Because gas-fired power plants produce around half as much carbon pollution as coal plants, the shift was heralded as a triumph for the climate. The oil and gas industry touted gas as a “bridge fuel” that would allow the United States to cut pollution while scientists and engineers developed cleaner, cheaper sources of power.

That bridge, however, has proved shorter and more rickety than many in the oil and gas industry expected. Wind and solar are now as cheap or cheaper than gas in most places, leading some analysts to suggest that the United States is about to hit “peak gas.” And in a few years, it will be cheaper to build new wind farms and solar arrays than to keep existing gas-fired power plants online, forcing utilities and ratepayers to eat the cost of new gas generators being built today.

Governments are hastening the shift to renewables with tax breaks and clean-energy mandates, as calls to wean off gas grow louder amid revelations that the so-called “bridge fuel” may not be as clean as advertised. Researchers have shown that pipelines and drilling sites are leaking huge sums of unburned natural gas, which consists mostly of methane, an extremely potent heat-trapping substance. The leaks are so pernicious that, in the final accounting, natural gas may actually be as bad for the climate as coal.

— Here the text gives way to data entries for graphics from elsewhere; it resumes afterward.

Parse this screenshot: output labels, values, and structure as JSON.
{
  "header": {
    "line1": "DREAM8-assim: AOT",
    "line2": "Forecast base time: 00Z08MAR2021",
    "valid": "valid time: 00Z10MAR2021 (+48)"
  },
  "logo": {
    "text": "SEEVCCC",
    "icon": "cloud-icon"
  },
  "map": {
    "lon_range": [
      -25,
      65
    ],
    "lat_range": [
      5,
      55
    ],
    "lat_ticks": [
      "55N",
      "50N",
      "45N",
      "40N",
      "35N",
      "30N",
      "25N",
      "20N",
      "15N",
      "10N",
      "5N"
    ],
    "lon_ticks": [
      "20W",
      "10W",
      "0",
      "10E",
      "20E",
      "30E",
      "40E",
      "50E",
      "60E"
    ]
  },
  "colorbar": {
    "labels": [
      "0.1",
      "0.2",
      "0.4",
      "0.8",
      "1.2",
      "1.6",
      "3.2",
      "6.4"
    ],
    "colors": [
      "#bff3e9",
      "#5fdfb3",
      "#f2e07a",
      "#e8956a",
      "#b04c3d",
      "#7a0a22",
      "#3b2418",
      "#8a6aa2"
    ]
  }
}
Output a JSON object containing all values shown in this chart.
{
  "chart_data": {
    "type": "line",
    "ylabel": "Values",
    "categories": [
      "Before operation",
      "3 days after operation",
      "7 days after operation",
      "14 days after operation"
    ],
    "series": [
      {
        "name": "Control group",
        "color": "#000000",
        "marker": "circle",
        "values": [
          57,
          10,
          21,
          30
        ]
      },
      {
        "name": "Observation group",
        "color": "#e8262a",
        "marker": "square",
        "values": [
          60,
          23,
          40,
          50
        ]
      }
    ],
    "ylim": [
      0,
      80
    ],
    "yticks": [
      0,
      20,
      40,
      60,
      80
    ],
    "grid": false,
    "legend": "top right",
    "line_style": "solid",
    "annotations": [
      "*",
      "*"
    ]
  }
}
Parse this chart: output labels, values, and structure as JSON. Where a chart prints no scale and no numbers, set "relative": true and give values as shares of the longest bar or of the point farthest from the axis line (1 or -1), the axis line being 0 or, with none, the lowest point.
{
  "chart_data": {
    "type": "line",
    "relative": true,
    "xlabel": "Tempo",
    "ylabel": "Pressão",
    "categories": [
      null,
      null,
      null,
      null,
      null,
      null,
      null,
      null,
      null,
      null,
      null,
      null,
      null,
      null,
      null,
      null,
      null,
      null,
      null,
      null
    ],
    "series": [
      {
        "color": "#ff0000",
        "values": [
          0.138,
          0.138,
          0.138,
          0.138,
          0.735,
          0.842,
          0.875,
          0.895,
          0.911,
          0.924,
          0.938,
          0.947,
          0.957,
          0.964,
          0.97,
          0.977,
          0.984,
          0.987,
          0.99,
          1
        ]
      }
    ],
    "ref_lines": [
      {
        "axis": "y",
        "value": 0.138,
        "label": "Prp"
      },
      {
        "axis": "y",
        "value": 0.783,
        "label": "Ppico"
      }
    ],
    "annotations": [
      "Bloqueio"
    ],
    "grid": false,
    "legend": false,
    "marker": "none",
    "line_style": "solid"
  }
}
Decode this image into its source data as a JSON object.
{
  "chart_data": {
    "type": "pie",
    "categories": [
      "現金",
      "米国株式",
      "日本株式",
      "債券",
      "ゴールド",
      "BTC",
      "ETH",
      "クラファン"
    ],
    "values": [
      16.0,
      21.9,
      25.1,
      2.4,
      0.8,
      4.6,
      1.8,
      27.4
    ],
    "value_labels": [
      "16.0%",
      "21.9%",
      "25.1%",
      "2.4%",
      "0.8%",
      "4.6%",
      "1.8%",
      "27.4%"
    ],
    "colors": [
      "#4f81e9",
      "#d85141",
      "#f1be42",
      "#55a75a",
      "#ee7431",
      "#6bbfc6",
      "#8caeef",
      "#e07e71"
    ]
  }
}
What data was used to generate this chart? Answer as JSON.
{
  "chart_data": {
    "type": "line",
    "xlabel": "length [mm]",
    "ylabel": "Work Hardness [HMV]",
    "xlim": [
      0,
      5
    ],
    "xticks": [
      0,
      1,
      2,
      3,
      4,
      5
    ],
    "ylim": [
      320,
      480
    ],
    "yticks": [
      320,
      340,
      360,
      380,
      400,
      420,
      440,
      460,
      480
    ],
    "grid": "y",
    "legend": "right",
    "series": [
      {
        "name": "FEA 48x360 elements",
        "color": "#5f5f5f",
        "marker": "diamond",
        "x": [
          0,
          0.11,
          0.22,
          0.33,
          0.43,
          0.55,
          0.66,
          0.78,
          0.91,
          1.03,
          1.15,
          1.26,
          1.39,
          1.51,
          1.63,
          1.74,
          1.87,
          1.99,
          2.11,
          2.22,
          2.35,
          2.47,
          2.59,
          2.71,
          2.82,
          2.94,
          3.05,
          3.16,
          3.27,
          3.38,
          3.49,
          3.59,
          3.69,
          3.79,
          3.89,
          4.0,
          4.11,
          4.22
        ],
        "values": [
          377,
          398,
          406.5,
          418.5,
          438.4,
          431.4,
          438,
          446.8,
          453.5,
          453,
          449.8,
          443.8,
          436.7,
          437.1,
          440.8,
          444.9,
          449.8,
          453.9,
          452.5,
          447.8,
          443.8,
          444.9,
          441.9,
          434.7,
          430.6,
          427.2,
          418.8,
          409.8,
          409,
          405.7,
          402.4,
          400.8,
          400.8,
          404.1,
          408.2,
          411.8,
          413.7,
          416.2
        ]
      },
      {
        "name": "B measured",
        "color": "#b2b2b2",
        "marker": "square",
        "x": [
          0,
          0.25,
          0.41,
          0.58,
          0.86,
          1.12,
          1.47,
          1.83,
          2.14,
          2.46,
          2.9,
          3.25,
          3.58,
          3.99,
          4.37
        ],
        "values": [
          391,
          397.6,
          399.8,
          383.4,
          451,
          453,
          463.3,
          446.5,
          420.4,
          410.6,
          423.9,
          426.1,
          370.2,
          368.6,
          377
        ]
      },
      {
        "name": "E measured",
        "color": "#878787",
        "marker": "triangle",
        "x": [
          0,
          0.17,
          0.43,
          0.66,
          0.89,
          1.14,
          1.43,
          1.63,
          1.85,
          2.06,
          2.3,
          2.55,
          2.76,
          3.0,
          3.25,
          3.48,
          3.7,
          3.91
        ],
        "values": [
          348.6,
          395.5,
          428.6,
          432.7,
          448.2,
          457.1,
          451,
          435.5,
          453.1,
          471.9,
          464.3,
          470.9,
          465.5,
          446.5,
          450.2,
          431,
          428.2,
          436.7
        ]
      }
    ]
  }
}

That brings us to our latest issue: the future of natural gas.

We look at how companies like Shell are betting big on plastics to make up for lost revenue as demand for gas wanes. We explain how landowners end up on the hook for aging gas pipelines buried in their backyards. We report on how a power company in California, in attempt to go green, is sourcing methane from cow manure and what that means for the people who live near feedlots. We investigate how a Pennsylvania gas utility is trying to stop Philadelphia from curbing the use of gas in buildings. We explore how a tribal nation got hooked on oil and gas, leaving it precariously vulnerable to swings in the fossil fuel market. And we ask why oil and gas companies are fighting so hard against the inevitable transition to clean energy.

It took more than a century for natural gas to unseat coal as America’s reigning power source. Renewables will dethrone gas in mere decades. The transition of power is already underway.

“Obsolescence is the very hallmark of progress.”